Willer vio moverse la linterna de Hernández por el camino que bajaba al aparcamiento. Poco después el coche patrulla rompió su silencio. Willer oyó crepitar la radio entre ráfagas de estática. También oyó una conversación incomprensible que duró bastante. Cuando Hernández volvió a reunirse con él en la puerta, Willer había terminado el cigarrillo y tenía otro encendido.

Hernández se detuvo. Su tronco fornido subía y bajaba a causa del esfuerzo de la caminata.

—¿Qué?

—Acaban de cerrar el espacio aéreo entre Española y la frontera con Colorado.

—¿«Acaban»? ¿Quiénes?

—La dirección aeroportuaria. Nadie sabe por qué. La orden viene de arriba. No permiten ningún vuelo, ni comercial ni privado.

—¿Hasta cuándo?

—Indefinidamente.

—Genial. ¿Y la orden judicial?

—Mala pata. Han despertado al juez y se ha cabreado. Es católico; para confiscar el ordenador portátil de un monasterio quiere mucha más causa razonable.
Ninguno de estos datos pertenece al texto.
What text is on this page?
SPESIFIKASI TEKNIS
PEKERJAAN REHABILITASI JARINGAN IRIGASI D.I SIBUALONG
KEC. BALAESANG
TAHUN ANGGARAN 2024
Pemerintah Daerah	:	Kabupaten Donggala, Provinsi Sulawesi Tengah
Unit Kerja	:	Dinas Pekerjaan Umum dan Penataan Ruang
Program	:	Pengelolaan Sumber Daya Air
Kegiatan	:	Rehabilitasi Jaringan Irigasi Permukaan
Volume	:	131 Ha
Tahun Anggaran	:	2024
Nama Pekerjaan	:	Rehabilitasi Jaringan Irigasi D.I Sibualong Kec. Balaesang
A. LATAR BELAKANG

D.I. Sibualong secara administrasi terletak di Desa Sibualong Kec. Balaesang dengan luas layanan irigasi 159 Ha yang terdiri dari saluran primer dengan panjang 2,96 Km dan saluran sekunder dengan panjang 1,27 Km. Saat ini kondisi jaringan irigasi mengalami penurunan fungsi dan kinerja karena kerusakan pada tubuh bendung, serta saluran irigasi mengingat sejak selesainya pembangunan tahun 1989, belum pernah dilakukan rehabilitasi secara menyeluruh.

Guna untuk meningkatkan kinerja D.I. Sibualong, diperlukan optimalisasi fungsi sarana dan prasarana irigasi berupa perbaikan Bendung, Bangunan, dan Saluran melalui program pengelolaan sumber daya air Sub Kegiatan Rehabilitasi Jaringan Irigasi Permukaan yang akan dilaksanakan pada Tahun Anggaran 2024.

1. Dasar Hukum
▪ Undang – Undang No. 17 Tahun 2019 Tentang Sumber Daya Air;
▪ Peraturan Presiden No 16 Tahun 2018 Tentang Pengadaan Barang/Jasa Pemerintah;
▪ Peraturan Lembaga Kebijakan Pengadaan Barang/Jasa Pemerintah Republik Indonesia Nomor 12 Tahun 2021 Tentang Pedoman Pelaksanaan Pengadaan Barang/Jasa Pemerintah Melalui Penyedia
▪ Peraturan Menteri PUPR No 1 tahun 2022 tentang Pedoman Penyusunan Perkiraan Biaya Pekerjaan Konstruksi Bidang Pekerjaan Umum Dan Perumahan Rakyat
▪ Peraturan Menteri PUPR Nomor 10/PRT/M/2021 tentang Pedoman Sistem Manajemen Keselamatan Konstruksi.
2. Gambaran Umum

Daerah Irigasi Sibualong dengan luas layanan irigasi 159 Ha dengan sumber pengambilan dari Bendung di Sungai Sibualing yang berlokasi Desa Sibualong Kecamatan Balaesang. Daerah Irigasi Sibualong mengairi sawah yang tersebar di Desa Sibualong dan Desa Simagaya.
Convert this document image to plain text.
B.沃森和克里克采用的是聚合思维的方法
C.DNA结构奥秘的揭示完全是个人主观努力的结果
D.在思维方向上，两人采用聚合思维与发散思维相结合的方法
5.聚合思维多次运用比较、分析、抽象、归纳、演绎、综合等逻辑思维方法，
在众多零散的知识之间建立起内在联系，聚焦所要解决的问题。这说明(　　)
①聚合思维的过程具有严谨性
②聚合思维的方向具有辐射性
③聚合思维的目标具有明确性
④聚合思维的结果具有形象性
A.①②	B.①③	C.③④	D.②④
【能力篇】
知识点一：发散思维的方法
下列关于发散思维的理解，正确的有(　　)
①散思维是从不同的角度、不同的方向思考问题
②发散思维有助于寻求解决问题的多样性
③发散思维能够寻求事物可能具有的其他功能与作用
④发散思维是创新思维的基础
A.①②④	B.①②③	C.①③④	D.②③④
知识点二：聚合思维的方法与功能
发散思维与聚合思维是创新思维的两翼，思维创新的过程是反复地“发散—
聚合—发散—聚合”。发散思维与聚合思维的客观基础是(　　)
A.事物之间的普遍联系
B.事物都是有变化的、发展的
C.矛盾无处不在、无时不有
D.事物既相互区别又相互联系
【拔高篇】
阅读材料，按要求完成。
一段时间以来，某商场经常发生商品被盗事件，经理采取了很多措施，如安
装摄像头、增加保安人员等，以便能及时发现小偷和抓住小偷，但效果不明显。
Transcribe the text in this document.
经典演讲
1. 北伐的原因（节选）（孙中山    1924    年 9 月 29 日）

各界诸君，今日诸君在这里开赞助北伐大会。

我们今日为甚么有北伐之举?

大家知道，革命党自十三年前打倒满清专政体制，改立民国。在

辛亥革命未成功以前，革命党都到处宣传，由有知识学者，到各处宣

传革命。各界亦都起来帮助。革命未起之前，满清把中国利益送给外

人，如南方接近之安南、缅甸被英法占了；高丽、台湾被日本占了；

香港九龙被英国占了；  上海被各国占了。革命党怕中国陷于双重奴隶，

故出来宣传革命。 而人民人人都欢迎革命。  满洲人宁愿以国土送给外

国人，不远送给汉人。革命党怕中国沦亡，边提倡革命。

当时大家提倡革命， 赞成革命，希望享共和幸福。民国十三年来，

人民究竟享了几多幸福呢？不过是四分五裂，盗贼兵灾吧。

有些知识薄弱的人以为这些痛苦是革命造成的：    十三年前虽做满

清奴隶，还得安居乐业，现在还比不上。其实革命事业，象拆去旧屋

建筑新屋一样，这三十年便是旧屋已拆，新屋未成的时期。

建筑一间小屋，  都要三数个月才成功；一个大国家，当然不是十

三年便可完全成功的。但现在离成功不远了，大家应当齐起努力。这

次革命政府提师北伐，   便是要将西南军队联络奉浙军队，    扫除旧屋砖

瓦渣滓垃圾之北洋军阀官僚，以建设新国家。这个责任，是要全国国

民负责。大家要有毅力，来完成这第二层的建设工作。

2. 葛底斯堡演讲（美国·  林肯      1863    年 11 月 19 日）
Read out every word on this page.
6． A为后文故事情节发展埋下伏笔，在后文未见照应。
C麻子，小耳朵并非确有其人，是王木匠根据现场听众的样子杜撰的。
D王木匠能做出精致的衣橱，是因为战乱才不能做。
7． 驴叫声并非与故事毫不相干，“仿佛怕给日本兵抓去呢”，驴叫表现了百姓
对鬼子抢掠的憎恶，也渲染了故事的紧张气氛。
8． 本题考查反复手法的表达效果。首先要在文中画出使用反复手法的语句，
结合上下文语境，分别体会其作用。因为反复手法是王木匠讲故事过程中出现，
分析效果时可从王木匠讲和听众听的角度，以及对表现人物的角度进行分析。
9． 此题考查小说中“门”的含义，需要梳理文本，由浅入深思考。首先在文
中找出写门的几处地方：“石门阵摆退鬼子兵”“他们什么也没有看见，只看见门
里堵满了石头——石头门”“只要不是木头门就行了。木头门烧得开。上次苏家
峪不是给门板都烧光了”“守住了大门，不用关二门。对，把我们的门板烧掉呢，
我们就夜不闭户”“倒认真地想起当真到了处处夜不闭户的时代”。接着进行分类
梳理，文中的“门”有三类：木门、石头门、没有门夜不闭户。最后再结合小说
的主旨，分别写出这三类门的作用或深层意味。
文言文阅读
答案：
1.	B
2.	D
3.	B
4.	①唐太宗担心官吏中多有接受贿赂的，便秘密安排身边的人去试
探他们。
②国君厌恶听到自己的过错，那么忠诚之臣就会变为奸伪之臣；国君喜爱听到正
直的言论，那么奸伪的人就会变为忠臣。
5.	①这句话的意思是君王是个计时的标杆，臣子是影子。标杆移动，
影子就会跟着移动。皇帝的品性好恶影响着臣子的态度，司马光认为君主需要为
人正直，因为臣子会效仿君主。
—¡Yo también soy católico! ¿Qué coño tiene que ver?

Willer aspiró furiosamente el poco humo que le quedaba al cigarrillo. Lo tiró, lo pisó con el tacón y lo aplastó con denuedo hasta que solo quedaron hilachas de filtro. Acto seguido, señaló con la cabeza la masa oscura de cañones y riscos que se elevaba tras el monasterio.

—Allá arriba, en las mesas, pasa algo gordo, y no tenemos ni pajolera idea de qué es.